« (...) A sílaba tónica, a vogal o nunca se pronuncia u, mas, sim, ô, se for fechada (corpo, sono), ou ó, se for aberta (porta, roda). Em sílaba átona, a vogal o pronuncia-se u quando faz parte de uma sílaba átona de palavra formada de outra em que essa vogal seja tónica e fechada (som ô). Exemplos: encorpar (de corpo), ensonado (de sono), aportar (de porto), agarotado (de garoto). (...)»
A palavra dita, falada, pronunciada, é poderosa.
Foi por meio dela que durante séculos se fez a transmissão da herança cultural dos povos; é ela a portadora do conhecimento nos primeiros contactos entre civilizações diferentes; é por meio dela que comunicamos na esmagadora maioria das situações do dia-a-dia; é, enfim, a forma como usamos a língua ao falar que nos caracteriza como indivíduos, que nos identifica.
Sabemos que em cada região há marcas próprias ao nível da pronúncia das palavras que identificam os seus naturais: trata-se da variação dialectal ou diatópica, que constrói um belíssimo mosaico de pronúncias.
No entanto, independentemente desse tipo de variação, verificamos que há palavras que se pronunciam de uma forma e outras, semelhantes ou da mesma família, que se pronunciam de forma diferente.
Por exemplo, observemos as palavras Porto e Portugal. Na palavra Portugal, a vogal o pronuncia-se u, mas na palavra Porto, na sílaba inicial, pronuncia-se ô. Porquê?
Comecemos pela palavra Porto. Trata-se de um substantivo próprio (ou nome próprio), derivado do substantivo comum porto, proveniente do latim portus. A palavra porto pronuncia-se com a vogal o fechada (ô) na sílaba tónica.
Ora a palavra Portugal é da família do substantivo Porto, mas a vogal o daquela palavra deixa de estar na sílaba tónica: pertence agora a uma sílaba átona anterior à sílaba tónica, tendo, portanto perdido sonoridade e fechando-se ainda mais, passando a pronunciar-se u.

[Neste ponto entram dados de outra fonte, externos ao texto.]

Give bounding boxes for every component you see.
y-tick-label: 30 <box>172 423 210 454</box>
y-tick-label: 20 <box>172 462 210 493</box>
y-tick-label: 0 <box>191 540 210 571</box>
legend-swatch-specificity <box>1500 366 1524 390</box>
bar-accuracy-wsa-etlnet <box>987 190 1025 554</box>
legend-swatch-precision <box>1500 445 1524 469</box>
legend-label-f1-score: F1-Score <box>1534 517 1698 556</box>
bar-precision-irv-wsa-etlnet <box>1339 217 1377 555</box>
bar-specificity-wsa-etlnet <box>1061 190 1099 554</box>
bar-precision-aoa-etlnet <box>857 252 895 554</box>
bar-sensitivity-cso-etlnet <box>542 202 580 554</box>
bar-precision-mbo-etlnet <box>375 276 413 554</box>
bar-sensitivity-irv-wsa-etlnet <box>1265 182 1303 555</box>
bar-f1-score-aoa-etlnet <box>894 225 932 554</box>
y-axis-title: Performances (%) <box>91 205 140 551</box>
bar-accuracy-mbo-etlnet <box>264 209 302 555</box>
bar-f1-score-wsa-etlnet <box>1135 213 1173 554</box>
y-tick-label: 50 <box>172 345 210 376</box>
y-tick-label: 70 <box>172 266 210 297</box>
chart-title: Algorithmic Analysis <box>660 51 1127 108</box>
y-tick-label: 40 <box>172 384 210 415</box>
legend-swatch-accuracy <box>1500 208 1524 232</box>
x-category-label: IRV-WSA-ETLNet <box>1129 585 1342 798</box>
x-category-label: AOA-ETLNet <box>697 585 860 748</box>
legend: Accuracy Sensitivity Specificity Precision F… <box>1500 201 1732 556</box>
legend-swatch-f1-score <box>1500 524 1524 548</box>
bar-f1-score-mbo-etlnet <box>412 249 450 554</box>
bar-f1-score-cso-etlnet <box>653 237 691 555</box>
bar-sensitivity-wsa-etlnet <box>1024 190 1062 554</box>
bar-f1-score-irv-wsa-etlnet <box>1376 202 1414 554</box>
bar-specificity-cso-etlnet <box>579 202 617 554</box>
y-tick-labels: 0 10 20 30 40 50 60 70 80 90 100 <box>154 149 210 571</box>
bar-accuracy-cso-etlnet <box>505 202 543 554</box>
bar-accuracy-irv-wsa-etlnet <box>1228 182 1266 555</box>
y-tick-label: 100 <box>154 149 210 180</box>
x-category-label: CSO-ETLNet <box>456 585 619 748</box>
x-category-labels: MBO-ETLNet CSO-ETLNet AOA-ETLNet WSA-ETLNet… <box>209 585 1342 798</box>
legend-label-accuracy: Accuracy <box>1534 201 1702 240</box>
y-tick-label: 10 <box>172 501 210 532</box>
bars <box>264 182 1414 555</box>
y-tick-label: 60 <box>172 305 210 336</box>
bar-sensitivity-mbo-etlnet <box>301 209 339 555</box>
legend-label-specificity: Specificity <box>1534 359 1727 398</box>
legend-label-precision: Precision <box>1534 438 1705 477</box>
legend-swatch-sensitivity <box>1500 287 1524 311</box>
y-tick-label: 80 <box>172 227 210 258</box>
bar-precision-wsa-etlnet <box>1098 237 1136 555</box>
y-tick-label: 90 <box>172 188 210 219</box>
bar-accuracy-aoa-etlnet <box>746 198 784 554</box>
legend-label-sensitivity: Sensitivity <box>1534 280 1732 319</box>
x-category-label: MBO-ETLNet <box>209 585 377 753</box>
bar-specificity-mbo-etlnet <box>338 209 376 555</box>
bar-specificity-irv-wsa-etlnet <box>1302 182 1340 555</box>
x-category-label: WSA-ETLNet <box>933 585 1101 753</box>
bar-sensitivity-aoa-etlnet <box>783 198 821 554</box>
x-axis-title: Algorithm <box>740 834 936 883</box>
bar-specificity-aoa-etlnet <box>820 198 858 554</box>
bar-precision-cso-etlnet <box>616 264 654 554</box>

Assim, enunciamos como regra que, na sílaba tónica, a vogal o nunca se pronuncia u, mas, sim, ô, se for fechada (corpo, sono), ou ó, se for aberta (porta, roda). Em sílaba átona, a vogal o pronuncia-se u quando faz parte de uma sílaba átona de palavra formada de outra em que essa vogal seja tónica e fechada (som ô). Exemplos: encorpar (de corpo), ensonado (de sono), aportar (de porto), agarotado (de garoto).
E porque é que a palavra porto no plural passa a pronunciar-se com a vogal o aberta, o que não acontece, por exemplo, com a palavra gosto? Porque é que há substantivos, cuja sílaba tónica contém a vogal o, que se pronunciam com essa vogal fechada, quer no singular, quer no plural (exemplos: acordo, consolo, ferrolho, gosto, piolho) e há outros cuja vogal da sílaba tónica (o) é fechada no singular e aberta no plural (exemplos: almoço, corpo, jogo, ovo, porto)?

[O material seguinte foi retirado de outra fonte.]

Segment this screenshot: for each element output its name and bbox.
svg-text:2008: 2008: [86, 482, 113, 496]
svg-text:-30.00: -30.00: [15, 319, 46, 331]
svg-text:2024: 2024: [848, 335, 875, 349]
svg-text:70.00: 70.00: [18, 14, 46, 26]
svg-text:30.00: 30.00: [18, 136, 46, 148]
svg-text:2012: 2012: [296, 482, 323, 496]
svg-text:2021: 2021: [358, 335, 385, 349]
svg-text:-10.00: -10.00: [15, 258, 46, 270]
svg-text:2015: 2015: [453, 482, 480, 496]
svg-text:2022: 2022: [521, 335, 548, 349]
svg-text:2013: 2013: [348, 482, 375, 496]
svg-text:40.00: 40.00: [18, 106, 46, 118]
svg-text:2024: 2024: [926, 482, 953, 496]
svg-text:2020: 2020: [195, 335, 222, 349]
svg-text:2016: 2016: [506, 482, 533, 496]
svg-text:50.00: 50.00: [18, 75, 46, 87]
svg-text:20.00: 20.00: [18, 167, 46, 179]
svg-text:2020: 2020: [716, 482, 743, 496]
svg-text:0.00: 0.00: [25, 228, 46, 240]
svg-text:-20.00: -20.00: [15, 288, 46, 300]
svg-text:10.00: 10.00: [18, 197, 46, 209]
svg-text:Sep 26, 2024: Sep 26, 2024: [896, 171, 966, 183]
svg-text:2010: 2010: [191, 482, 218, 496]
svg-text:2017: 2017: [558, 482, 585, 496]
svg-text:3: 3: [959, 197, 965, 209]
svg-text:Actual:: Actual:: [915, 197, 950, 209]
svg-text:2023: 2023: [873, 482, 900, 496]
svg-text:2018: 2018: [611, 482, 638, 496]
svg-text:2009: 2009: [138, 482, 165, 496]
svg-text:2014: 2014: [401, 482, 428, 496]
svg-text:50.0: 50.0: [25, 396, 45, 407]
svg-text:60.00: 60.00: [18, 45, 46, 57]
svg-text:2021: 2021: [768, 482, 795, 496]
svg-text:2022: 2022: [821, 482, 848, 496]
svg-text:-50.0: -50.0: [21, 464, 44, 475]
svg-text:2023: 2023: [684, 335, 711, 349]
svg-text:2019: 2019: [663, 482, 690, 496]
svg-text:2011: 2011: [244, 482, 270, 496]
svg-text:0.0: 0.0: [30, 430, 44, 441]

Tal acontece essencialmente por questões de etimologia e de influência do timbre da vogal de uma sílaba na de outra que a precede. As palavras porto e gosto são disto exemplo.
O substantivo porto provém do latim portus, cuja vogal o inicialmente era aberta (pronunciava-se ó), mas, ou ainda em latim ou numa fase bastante antiga da língua portuguesa, tornou-se fechada, por influência do som u da sílaba final. Assim, a palavra porto passou a pronunciar-se com a vogal o fechada (ô) na sílaba tónica no singular, mas no plural não aconteceu o mesmo, pois o plural da palavra portuguesa provém do plural latino portos, cuja sílaba final (-tos) tinha a vogal aberta (ó), não provocando, portanto, o fechamento da vogal tónica da sílaba que a precedia.

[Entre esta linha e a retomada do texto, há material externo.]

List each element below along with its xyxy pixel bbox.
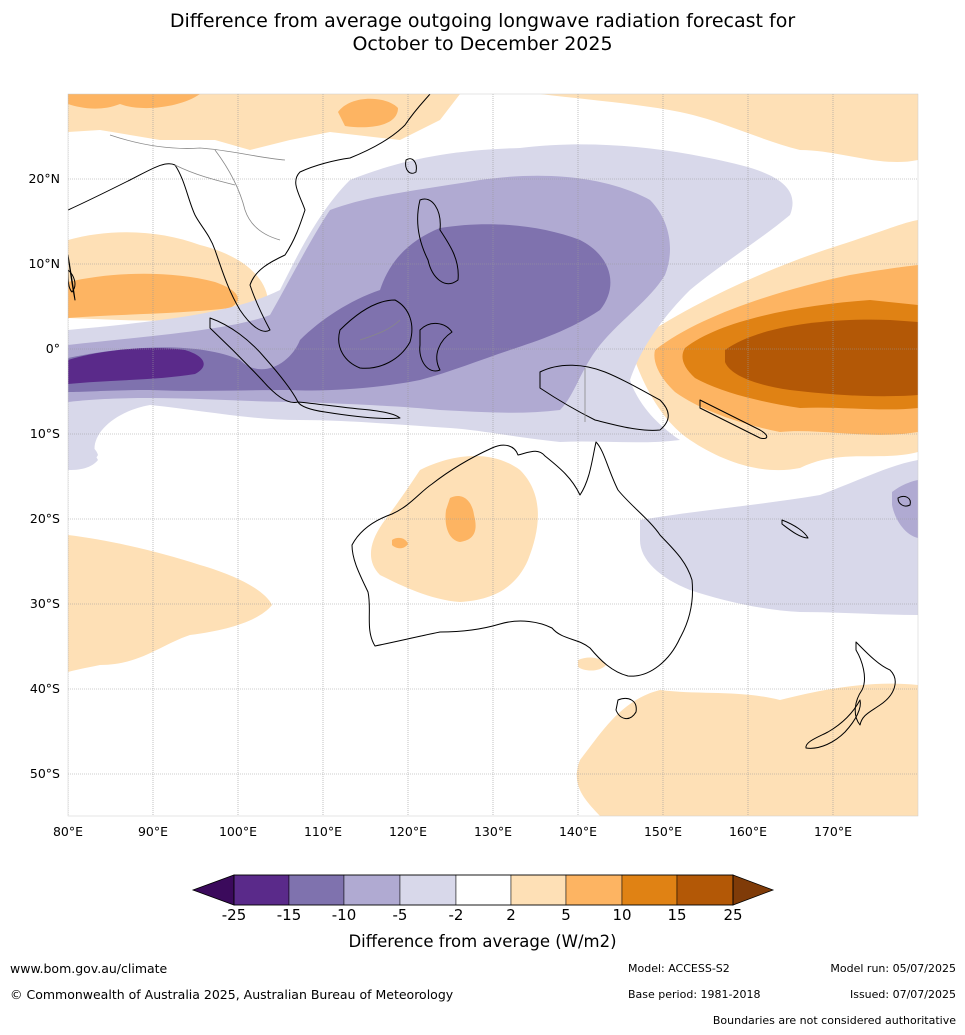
colorbar-seg-8	[621, 874, 678, 906]
lat-label-30s: 30°S	[29, 596, 60, 611]
colorbar-extend-high	[732, 874, 775, 906]
new-zealand-north-coastline	[854, 641, 896, 726]
colorbar-seg-4	[399, 874, 457, 906]
lon-label-90e: 90°E	[137, 824, 169, 839]
lon-label-120e: 120°E	[388, 824, 427, 839]
colorbar-seg-7	[565, 874, 623, 906]
philippines-coastline	[417, 198, 459, 285]
lon-label-80e: 80°E	[52, 824, 84, 839]
colorbar-tick: 2	[506, 906, 516, 924]
colorbar-extend-low	[191, 874, 235, 906]
colorbar-tick: -5	[392, 906, 408, 924]
lon-label-140e: 140°E	[558, 824, 597, 839]
java-coastline	[297, 401, 401, 420]
colorbar-seg-5	[455, 874, 512, 906]
lat-label-20s: 20°S	[29, 511, 60, 526]
positive-anomaly-southern-ocean	[576, 683, 918, 816]
lat-label-0: 0°	[45, 341, 60, 356]
colorbar-seg-3	[343, 874, 401, 906]
colorbar-seg-1	[233, 874, 290, 906]
australia-coastline	[351, 441, 693, 677]
positive-anomaly-top-left-core	[68, 94, 200, 109]
lon-label-130e: 130°E	[473, 824, 512, 839]
tasmania-coastline	[615, 698, 637, 719]
lat-label-40s: 40°S	[29, 681, 60, 696]
asia-mainland-coastline	[68, 94, 431, 332]
lon-label-110e: 110°E	[303, 824, 342, 839]
colorbar-seg-2	[288, 874, 345, 906]
colorbar-tick: -15	[276, 906, 302, 924]
lat-label-10s: 10°S	[29, 426, 60, 441]
title-line-1: Difference from average outgoing longwav…	[169, 10, 796, 32]
new-caledonia-coastline	[781, 519, 809, 539]
india-coastline	[68, 254, 76, 301]
taiwan-coastline	[405, 158, 417, 174]
borders	[109, 134, 586, 422]
positive-anomaly-indian-ocean	[68, 535, 272, 672]
lon-label-100e: 100°E	[218, 824, 257, 839]
colorbar-tick: 25	[723, 906, 743, 924]
boundaries-disclaimer: Boundaries are not considered authoritat…	[712, 1014, 956, 1027]
colorbar-tick: -2	[448, 906, 464, 924]
lon-label-160e: 160°E	[728, 824, 767, 839]
model-name: Model: ACCESS-S2	[628, 962, 730, 975]
positive-anomaly-bight	[578, 657, 606, 671]
lat-label-10n: 10°N	[28, 256, 60, 271]
positive-anomaly-australia-small	[392, 537, 408, 549]
negative-anomaly-west-small	[68, 439, 98, 470]
negative-anomaly-east-australia-core	[892, 480, 918, 538]
copyright-text: © Commonwealth of Australia 2025, Austra…	[10, 987, 454, 1002]
borneo-coastline	[338, 299, 413, 369]
model-run-date: Model run: 05/07/2025	[830, 962, 956, 975]
lon-label-150e: 150°E	[643, 824, 682, 839]
website-link[interactable]: www.bom.gov.au/climate	[10, 961, 168, 976]
colorbar	[191, 874, 775, 906]
new-guinea-coastline	[539, 364, 669, 431]
map-canvas	[68, 94, 918, 816]
lat-label-20n: 20°N	[28, 171, 60, 186]
positive-anomaly-northeast-strip	[540, 94, 918, 163]
issued-date: Issued: 07/07/2025	[849, 988, 956, 1001]
colorbar-seg-9	[676, 874, 734, 906]
negative-anomaly-east-australia	[640, 460, 918, 615]
colorbar-seg-6	[510, 874, 567, 906]
fiji-coastline	[897, 495, 911, 507]
positive-anomaly-central-pacific-peak	[725, 319, 918, 397]
negative-anomaly-indian-ocean-peak	[68, 348, 204, 384]
positive-anomaly-north-china-core	[338, 98, 398, 128]
title-line-2: October to December 2025	[352, 33, 613, 55]
lat-label-50s: 50°S	[29, 766, 60, 781]
colorbar-tick: -25	[221, 906, 247, 924]
graticule	[68, 94, 918, 816]
lon-label-170e: 170°E	[813, 824, 852, 839]
base-period: Base period: 1981-2018	[628, 988, 761, 1001]
colorbar-label: Difference from average (W/m2)	[348, 932, 617, 951]
map-title: Difference from average outgoing longwav…	[0, 10, 965, 56]
colorbar-tick: 10	[612, 906, 632, 924]
new-zealand-south-coastline	[805, 699, 861, 749]
colorbar-tick: -10	[331, 906, 357, 924]
map-frame	[67, 93, 919, 817]
colorbar-frame	[233, 874, 734, 906]
positive-anomaly-bay-of-bengal-core	[68, 273, 238, 318]
negative-anomaly-maritime-core	[68, 224, 611, 392]
sulawesi-coastline	[419, 323, 453, 372]
colorbar-tick: 5	[561, 906, 571, 924]
colorbar-tick: 15	[667, 906, 687, 924]
solomon-islands-coastline	[699, 399, 768, 439]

Quanto ao substantivo gosto, ele provém da palavra latina gustus. Como a vogal da sílaba tónica já era fechada (u), originou em português uma palavra com a sílaba tónica fechada (ô), quer no singular quer no plural.
Em suma, a pronúncia não é arbitrária: tem razões que a etimologia normalmente revela.
A palavra latina portus significava “passagem”, “porta”, “entrada de um porto”, “porto” e, em sentido figurado, “refúgio”, “retiro”. Pertence à família de porta (em português, porta), que tinha o significado de “passagem”, “porta”, “abertura”, “saída” e, em sentido figurado, “começo, princípio”.
Artigo da autora publicado no Diário do Alentejo de 10 de Julho de 2009.